As recentes sanções penais

Toshio Mukai

Doutor em Direito (USP). Secretário Geral da Sociedade Brasileira do Direito do Meio Ambiente - SOBRADIMA. Membro da Comissão de Meio Ambiente do Conselho Federal da OAB.


 




A lei 9.605 de 12.02.98 (D.O.U. 13-02-98), recentíssima, veio dispor sobre as sanções penais e administrativas, derivadas de condutas e atividades ao meio ambiente.

Essa Lei veio completar a Lei 7.804, de 1989, regulamentando o art. 225, § 3º, da Constituição Federal, disciplinando os crimes ecológicos com maiores detalhamentos, fixando a responsabilidade penal e administrativa das pessoas jurídicas e contemplando normas gerais relativas às sanções administrativas.

Neste ponto, faremos rápidas considerações sobre os aspectos gerais da referida Lei: O artigo 1º dizia que as condutas e atividades lesivas ao meio ambiente seriam punidas com sanções administrativas, civis e penais, na forma estabelecida nesta Lei.
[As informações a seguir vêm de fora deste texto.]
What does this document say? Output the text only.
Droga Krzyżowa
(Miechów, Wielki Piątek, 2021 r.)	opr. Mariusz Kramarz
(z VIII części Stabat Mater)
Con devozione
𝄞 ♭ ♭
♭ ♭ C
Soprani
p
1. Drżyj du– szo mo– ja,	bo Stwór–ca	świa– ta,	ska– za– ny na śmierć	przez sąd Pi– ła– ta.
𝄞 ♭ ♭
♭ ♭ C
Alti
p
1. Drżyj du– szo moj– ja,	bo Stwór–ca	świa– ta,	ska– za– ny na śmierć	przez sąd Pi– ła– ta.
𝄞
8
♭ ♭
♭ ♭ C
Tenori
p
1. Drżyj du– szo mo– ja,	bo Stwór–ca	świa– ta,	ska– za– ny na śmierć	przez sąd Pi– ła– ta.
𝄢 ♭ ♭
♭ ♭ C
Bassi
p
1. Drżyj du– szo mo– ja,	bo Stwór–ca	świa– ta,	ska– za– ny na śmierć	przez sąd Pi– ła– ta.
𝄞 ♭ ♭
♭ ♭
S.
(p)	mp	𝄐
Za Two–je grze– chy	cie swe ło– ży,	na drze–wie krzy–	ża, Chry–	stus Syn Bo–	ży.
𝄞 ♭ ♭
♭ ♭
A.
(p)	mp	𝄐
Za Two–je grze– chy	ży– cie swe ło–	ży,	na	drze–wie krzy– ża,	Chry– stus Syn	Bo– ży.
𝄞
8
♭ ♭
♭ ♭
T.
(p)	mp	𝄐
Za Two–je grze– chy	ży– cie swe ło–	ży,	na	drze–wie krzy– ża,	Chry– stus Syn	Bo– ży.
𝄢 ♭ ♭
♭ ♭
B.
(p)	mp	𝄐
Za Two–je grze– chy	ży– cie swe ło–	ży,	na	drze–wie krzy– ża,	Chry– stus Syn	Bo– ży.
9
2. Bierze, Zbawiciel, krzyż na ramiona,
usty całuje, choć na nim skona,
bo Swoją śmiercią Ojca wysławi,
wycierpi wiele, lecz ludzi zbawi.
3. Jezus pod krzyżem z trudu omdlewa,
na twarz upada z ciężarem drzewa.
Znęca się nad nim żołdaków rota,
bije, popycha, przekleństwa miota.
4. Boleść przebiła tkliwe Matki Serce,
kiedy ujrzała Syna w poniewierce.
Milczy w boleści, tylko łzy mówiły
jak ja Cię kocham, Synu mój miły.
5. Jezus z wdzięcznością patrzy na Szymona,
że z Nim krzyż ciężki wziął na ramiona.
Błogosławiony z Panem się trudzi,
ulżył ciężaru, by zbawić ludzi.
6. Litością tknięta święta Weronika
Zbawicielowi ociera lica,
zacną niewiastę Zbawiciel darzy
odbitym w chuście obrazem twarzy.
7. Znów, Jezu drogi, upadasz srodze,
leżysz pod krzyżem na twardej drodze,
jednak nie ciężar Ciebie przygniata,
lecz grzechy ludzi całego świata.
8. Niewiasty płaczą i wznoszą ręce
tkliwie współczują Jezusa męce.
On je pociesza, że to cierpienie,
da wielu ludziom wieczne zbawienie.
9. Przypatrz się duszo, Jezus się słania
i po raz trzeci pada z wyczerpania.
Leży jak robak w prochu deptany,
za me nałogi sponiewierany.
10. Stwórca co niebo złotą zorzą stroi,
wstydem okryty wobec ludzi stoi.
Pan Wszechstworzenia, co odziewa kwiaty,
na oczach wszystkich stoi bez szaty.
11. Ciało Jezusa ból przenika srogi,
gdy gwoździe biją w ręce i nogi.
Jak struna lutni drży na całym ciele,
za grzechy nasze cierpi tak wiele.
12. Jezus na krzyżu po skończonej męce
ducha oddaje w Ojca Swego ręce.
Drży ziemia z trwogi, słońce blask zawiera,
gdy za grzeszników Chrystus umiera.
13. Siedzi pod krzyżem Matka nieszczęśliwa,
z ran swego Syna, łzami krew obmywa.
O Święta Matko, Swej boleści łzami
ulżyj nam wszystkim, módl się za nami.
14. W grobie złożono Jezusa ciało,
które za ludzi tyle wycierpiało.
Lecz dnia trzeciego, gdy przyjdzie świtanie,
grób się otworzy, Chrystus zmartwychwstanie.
O presidente da República vetou esse artigo tendo em vista que o dispositivo abrangia apenas as sanções previstas na Lei, e com isto, outros ilícitos tipificados em legislações outras deixariam de existir.

O art. 2º contempla a co-autoria, que, neste caso, é sempre culposa (na medida da culpabilidade).

Como se sabe, o art. 25 do Código Penal, em tema de concurso de agentes, adotou a teoria monística e unitária, equiparando, em princípio, todos aqueles que, de qualquer modo, concorrem para o crime. Autores ou cúmplices respondem, igualmente, pela totalidade do evento criminoso.

De outro lado, aponte-se: a fórmula concisa do art. 25 do C.P. ("quem, de qualquer modo, concorre para o crime incide nas penas a este cominadas") é corolário da teoria da equivalência das causas, adotada no artigo 11 do mesmo Código ("O resultado de que depende a existência do crime somente é imputável a quem lhe deu causa. Considera-se causa a ação ou omissão sem a qual o resultado não teria ocorrido" - art. 11 do C.P.) Uma característica, entretanto, deste art. 2º é que a co- autoria é de natureza culposa.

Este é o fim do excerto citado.